= Protective option =

Stock options trading strategy

Payoffs from a long call position, equivalent to that of a protective put

Payoffs from a long put position, equivalent to that of a protective call

A protective option or married option is a financial transaction in which the holder of securities buys a type of financial options contract known as a "call" or a "put" against stock that they own or are shorting. The buyer of a protective option pays compensation, or "premium", for this transaction, which can limit losses on their stock position. One protective option is purchased for every hundred shares the buyer wishes to cover. A protective option constructed with a put to cover shares of stock that an investor owns is called a protective put or married put, while one constructed with a call to cover shorted stock is a protective call or married call. In equilibrium, a protective put will have the same net payoff as merely buying a call option, and a protective call will have the same net payoff as merely buying a put option.
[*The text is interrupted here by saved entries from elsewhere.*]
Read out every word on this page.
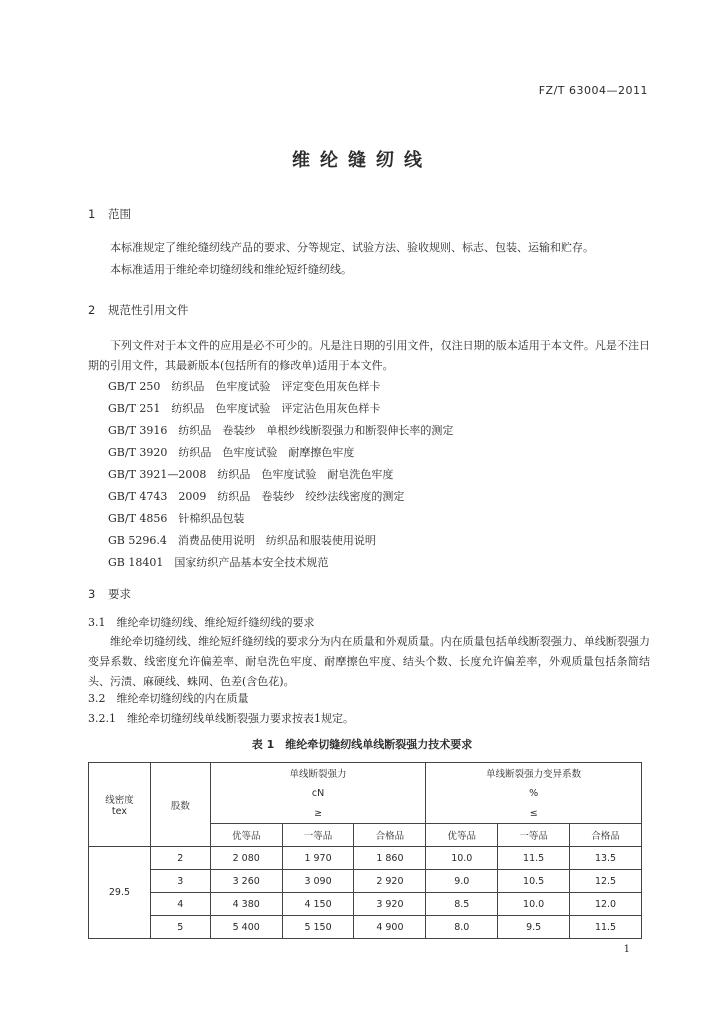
FZ/T 63004—2011
维纶缝纫线
1 范围
本标准规定了维纶缝纫线产品的要求、分等规定、试验方法、验收规则、标志、包装、运输和贮存。
本标准适用于维纶牵切缝纫线和维纶短纤缝纫线。
2 规范性引用文件
下列文件对于本文件的应用是必不可少的。凡是注日期的引用文件，仅注日期的版本适用于本文件。凡是不注日期的引用文件，其最新版本(包括所有的修改单)适用于本文件。
GB/T 250　纺织品　色牢度试验　评定变色用灰色样卡
GB/T 251　纺织品　色牢度试验　评定沾色用灰色样卡
GB/T 3916　纺织品　卷装纱　单根纱线断裂强力和断裂伸长率的测定
GB/T 3920　纺织品　色牢度试验　耐摩擦色牢度
GB/T 3921—2008　纺织品　色牢度试验　耐皂洗色牢度
GB/T 4743　2009　纺织品　卷装纱　绞纱法线密度的测定
GB/T 4856　针棉织品包装
GB 5296.4　消费品使用说明　纺织品和服装使用说明
GB 18401　国家纺织产品基本安全技术规范
3 要求
3.1　维纶牵切缝纫线、维纶短纤缝纫线的要求
维纶牵切缝纫线、维纶短纤缝纫线的要求分为内在质量和外观质量。内在质量包括单线断裂强力、单线断裂强力变异系数、线密度允许偏差率、耐皂洗色牢度、耐摩擦色牢度、结头个数、长度允许偏差率，外观质量包括条简结头、污渍、麻硬线、蛛网、色差(含色花)。
3.2　维纶牵切缝纫线的内在质量
3.2.1　维纶牵切缝纫线单线断裂强力要求按表1规定。
表 1　维纶牵切缝纫线单线断裂强力技术要求
线密度
tex	股数	单线断裂强力			单线断裂强力变异系数		
		cN			%		
		≥			≤		
		优等品	一等品	合格品	优等品	一等品	合格品
29.5	2	2 080	1 970	1 860	10.0	11.5	13.5
	3	3 260	3 090	2 920	9.0	10.5	12.5
	4	4 380	4 150	3 920	8.5	10.0	12.0
	5	5 400	5 150	4 900	8.0	9.5	11.5
1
A protective option could be used instead of a stop-loss order to limit losses on a stock position, especially in a fast-moving market. Although buyers of a protective option have to pay the up-front cost of the premium, the advantage is that they cannot lose more money than the option's strike price, while a stop order could fill at a price worse than the stop price. Secondly, a stop loss could trigger during a stock's temporary retracement or pullback just before it reverses back to the original direction again, while an option could last through all of that volatility until its expiration date.